July 15, 2008

Thailand: Coup? New Politics? Rule of Law?

Thai politics six months from now?

Some people have given up trying to understand current events in Thailand. They figure, I suppose, that they will pick up the thread once it’s all sorted.

That thread has several possible endings.

It might be a Democrat Party led coalition government in power, aided by military machinations of some form. Thaksin Shinawatra would be in exile (if he can get away), with ex-prime minister Samak sunk by allegations of corruption relating to the time he served as Bangkok Mayor. This possibility emerges on the assumption that the various court cases against Thaksin and the government proceed, and the coalition government splinters in the face of indictments and the dissolution of pro-Thaksin political influence.

Another possibility would be a resurgent People’s Power Party (PPP) government (sans Samak?). This outcome would require more of the counter demonstrations that are breaking out across the country against the People’s Alliance for Democracy (PAD). This is the so-called “Udon model”, which entails breaking up PAD rallies wherever they occur in the provinces. Empowered by the mass mobilisation of its support base, the government would simultaneously amend the constitution and in doing so end the cases on corruption and party dissolution. This outcome would assume significant military support to offset anti-Thaksin forces in the military.

To get that outcome would require a judicial revolution of its own. It would mean invalidating the work of the Assets Examination Committee (which was the body that forwarded some of the corruption cases to the courts) by claiming that it had no legitimate legal status because it was established by the coup group. But for sixty years, laws that have been issued by military juntas have been judged legally binding by the Supreme Court. Such decrees and laws remain in force today. The status of ‘coup law’ was recently re-affirmed by the Constitution Court in regard to the AEC. However, in the face of mass mobilisation - and one assumes some degree of military backing to the government - the courts might revisit the question.

Alternatively, pressure may be applied to have the various cases withdrawn, thus avoiding a legal challenge that might unravel the entire system. For that to occur some deal might be done that brings about a political truce. Not many people can imagine a truce right now.

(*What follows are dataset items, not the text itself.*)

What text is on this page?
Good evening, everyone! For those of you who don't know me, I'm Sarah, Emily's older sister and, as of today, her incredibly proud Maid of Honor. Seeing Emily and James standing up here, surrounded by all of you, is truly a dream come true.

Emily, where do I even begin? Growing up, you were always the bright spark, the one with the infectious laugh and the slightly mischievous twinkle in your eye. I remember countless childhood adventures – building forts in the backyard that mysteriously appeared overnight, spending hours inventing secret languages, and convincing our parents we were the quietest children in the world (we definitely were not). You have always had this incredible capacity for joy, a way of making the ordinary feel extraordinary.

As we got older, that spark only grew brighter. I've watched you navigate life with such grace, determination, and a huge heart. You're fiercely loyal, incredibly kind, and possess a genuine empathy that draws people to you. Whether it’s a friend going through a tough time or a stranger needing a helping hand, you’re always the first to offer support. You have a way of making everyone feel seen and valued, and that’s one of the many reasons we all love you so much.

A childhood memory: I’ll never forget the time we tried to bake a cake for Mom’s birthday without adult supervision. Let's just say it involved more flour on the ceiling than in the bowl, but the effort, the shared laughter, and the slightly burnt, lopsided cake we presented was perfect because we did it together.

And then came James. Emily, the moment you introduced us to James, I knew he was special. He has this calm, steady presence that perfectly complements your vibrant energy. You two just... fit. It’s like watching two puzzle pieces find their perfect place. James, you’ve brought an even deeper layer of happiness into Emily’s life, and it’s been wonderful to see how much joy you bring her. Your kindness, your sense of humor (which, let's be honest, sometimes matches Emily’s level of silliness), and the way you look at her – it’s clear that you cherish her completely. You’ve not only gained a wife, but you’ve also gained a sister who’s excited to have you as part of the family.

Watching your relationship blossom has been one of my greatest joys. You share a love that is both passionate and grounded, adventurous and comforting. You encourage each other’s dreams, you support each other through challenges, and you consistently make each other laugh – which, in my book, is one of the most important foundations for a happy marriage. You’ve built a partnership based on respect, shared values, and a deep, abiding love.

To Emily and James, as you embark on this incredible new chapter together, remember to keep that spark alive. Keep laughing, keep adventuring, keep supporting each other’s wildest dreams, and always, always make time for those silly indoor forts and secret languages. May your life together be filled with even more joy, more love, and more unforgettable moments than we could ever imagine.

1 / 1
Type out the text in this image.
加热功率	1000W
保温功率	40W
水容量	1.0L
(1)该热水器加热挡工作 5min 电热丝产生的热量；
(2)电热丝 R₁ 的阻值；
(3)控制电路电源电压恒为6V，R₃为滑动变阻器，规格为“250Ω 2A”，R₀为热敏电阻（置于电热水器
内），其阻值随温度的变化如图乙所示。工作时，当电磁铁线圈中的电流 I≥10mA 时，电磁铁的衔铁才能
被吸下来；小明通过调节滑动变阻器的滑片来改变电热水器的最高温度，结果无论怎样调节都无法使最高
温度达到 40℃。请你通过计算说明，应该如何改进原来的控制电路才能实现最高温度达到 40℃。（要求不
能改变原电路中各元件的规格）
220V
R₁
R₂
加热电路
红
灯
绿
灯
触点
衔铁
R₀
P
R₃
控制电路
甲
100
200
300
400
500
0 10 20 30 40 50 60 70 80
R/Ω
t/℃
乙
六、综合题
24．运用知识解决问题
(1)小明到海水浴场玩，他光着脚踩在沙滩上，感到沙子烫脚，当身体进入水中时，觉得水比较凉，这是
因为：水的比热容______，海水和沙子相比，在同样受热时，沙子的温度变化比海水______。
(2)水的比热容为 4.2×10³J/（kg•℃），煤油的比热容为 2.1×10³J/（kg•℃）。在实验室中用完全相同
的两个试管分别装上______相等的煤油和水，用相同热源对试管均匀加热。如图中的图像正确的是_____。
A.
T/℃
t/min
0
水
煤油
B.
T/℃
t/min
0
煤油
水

Another possibility is a coup d’etat against the government. It is hard to imagine such a coup d’etat merely restoring the situation preceding the elections in 2007. This is where PAD’s ideas of recasting politics into a “functional democracy” of occupational representation comes to the fore. By appointing most representatives to parliament in the post-coup environment, and making this permanent in accordance with PAD's New Politics , pro-Thaksin forces would be marginalised. Such a system could only emerge with immense acts of repression and endure with the same.

There is a less destabilising possibility.

The PPP government could muddle through in its own way, surviving or stumbling according to parliamentary convention. An agreement could be reached on a constitutional amendment that abolishes Article 237 (see below) dealing with party dissolution, and which currently looms over the Coalition government. In return, the cases relating to corruption would proceed. All parties would pledge to non-interference in the courts and support a fair trial.

Undoubtedly, something else will happen.

Article on Party Dissolution in 2007 Constitution

"Section 237. Any candidate in an election, who has committed, created or supported any person to commit any act in violation of the Organic Act on Election of Members of the House of Representatives and the Taking of Office of Senators or orders and announcements of the Election Commission, causing the election not to be proceeded in an honest and fair manner, shall be deprived of his or her voting rights in accordance with the Organic Act on Election of Members of the House of Representatives and the Taking of Office of Senators.

If any such act of person under paragraph one appears to have convincing evidence that the leader or an executive member of his or her political party has acknowledged or ignored that action or has known of the act but failed to prevent or rectify it in order to ensure an honest and fair election, that political party is assumed to have sought to gain power in state administration by means other than what is provided in Section 68 of the Constitution, and in case the Constitutional Court consequently orders its dissolution, the voting rights of its leader and executive board members shall be revoked for a period of 5 years as from the date of issuance of the party dissolution order."

Taken from an unofficial translation of the constitution.